Il convient d'observer qu'avant même de caractériser l'existence d'un contrat conclu à distance, par démarchage téléphonique ou hors établissement, les présentes dispositions s'appliquent nécessairement aux relations entre consommateurs et professionnels.
Il convient donc de s'interroger sur la qualité de M. [Z] dans ce présent litige.
L'article liminaire du code de la consommation dispose en ce sens que :
« 1° Consommateur : toute personne physique qui agit à des fins qui n'entrent pas dans le cadre de son activité commerciale, industrielle, artisanale, libérale ou agricole [']
3° Professionnel : toute personne physique ou morale, publique ou privée, qui agit à des fins entrant dans le cadre de son activité commerciale, industrielle, artisanale, libérale ou agricole, y compris lorsqu'elle agit au nom ou pour le compte d'un autre professionnel ».
Concernant l'appréciation des qualités de consommateur et de professionnel, la Cour de cassation a estimé que selon la jurisprudence de la Cour de justice de l'Union européenne, la notion de professionnel était une notion fonctionnelle impliquant d'apprécier si le rapport contractuel s'inscrivait dans le cadre des activités auxquelles une personne se livre à titre professionnel (CJUE 4 oct. 2018, aff. C-105/17, Kamenova). Plus précisément, les notions de « consommateur » et « professionnel » sont des notions fonctionnelles fondées sur le rôle joué par les parties au sein du contrat conclu.
Il n'est pas nécessaire que l'action réalisée ait un rapport direct avec l'activité professionnelle mais il convient que l'acquéreur ait agi à des fins entrant dans le cadre de son activité professionnelle.

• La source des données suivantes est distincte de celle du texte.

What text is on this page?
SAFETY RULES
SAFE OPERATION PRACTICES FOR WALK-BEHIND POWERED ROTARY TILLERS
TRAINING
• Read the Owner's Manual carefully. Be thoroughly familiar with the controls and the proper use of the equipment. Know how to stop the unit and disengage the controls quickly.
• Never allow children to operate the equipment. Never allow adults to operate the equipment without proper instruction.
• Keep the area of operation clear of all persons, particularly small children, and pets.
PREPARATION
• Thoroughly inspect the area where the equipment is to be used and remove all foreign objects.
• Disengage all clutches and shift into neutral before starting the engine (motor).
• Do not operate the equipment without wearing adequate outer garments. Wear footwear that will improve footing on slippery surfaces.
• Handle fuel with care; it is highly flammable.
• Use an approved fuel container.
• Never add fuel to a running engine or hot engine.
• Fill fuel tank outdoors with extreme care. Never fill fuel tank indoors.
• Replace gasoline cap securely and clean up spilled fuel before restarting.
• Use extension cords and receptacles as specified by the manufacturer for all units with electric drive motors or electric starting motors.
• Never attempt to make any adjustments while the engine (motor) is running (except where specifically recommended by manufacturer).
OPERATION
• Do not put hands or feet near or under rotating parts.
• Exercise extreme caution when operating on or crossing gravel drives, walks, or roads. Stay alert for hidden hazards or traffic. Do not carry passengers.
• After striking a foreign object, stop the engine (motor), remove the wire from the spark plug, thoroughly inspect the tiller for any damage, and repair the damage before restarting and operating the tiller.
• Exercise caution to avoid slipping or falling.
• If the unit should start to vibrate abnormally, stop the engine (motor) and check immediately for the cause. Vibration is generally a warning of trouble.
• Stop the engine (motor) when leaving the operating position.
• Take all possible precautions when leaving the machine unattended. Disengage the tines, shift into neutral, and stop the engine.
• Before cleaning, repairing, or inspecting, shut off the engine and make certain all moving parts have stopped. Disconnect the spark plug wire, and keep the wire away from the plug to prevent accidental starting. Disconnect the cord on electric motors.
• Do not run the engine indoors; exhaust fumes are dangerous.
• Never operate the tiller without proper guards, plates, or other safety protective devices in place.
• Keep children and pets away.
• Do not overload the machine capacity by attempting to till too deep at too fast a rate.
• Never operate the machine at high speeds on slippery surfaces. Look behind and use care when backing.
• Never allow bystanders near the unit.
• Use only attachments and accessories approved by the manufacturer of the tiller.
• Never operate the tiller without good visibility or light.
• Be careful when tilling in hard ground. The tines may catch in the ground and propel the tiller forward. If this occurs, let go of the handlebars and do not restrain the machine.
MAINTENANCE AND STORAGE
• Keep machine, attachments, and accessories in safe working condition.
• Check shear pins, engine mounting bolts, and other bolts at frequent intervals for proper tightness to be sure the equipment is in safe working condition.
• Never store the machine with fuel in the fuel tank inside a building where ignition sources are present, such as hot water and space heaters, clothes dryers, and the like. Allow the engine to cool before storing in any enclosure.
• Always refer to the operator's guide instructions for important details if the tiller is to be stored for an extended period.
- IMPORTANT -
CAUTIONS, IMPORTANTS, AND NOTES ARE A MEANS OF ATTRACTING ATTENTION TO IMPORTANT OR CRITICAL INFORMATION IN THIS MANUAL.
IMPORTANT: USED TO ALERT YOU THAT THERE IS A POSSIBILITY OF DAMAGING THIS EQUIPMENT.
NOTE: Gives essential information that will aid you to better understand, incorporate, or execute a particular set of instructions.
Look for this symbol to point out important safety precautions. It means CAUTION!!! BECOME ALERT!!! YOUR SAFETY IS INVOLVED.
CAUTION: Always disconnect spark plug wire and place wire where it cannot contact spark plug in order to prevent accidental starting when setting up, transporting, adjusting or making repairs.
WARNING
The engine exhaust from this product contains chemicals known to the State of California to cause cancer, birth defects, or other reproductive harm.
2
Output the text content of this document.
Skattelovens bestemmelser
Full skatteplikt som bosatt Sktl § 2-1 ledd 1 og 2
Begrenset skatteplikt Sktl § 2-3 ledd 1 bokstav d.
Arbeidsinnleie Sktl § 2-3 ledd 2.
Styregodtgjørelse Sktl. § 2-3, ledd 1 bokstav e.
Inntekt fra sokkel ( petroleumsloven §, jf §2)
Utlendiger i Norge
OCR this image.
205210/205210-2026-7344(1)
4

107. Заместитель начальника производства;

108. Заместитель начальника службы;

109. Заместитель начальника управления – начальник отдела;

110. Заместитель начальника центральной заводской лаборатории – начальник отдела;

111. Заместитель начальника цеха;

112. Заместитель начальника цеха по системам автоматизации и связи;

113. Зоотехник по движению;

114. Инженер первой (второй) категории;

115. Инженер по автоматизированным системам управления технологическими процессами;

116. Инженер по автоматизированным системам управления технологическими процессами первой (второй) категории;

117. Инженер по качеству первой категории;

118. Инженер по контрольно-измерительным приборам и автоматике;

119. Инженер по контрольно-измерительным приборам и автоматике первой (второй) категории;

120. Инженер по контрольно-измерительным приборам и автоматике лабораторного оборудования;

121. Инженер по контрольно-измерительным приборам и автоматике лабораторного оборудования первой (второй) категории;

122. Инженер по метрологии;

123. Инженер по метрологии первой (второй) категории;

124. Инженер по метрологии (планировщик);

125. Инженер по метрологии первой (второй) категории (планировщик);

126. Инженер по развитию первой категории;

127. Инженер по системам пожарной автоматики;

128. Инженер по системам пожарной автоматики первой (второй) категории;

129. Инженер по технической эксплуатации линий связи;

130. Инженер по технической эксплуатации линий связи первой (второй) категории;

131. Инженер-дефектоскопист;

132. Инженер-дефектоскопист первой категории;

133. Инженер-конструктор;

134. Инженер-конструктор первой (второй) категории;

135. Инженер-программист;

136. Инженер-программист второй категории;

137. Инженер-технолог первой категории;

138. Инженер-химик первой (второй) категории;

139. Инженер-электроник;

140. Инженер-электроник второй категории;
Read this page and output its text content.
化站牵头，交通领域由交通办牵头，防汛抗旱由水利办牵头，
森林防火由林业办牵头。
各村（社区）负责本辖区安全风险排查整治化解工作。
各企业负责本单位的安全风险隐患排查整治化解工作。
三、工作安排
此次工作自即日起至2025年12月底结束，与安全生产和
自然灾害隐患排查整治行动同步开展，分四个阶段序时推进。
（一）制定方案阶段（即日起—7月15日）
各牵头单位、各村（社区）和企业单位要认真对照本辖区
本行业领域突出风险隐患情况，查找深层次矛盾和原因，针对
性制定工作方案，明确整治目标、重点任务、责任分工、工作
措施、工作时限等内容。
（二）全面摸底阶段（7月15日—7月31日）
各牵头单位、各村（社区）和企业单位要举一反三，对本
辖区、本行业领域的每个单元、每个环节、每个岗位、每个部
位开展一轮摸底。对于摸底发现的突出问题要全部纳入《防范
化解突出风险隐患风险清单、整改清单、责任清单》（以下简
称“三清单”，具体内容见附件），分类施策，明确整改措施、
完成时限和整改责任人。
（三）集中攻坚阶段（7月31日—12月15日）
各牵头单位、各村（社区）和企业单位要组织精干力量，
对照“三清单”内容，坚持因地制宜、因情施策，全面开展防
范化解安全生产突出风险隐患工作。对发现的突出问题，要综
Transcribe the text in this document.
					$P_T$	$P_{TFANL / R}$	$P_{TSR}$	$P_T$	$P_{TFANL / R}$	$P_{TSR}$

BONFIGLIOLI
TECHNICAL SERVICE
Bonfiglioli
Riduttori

Une même personne peut exercer plusieurs activités professionnelles.
En l'espèce, un contrat de vente a été conclu entre M. [Z] et la SARL Poly commerce, fournisseur de matériel agricole, selon une facture du 9 mars 2020.
Monsieur [Z] exerce l'activité d'éleveur caprins et ovins mais il est également exploitant forestier et se présente comme tel à la presse. Avec sa compagne il a donné naissance à un projet dont l'objectif est de « redynamiser naturellement les forêts de Haute-Loire ».
Cependant, il estime ne pas avoir agi à des fins entrant dans le cadre de son activité professionnelle, il fait plutôt valoir que le véhicule a été acquis pour une utilisation personnelle (sa compagne étant propriétaire de plusieurs parcelles de bois) et que l'achat a été réglé par les fonds propres de cette dernière. Il produit pour en justifier l'attestation d'un notaire ainsi que l'acte de vente de deux parcelles de terrain en nature de futaie au nom de sa compagne Mme [W] ainsi que leurs relevés bancaires.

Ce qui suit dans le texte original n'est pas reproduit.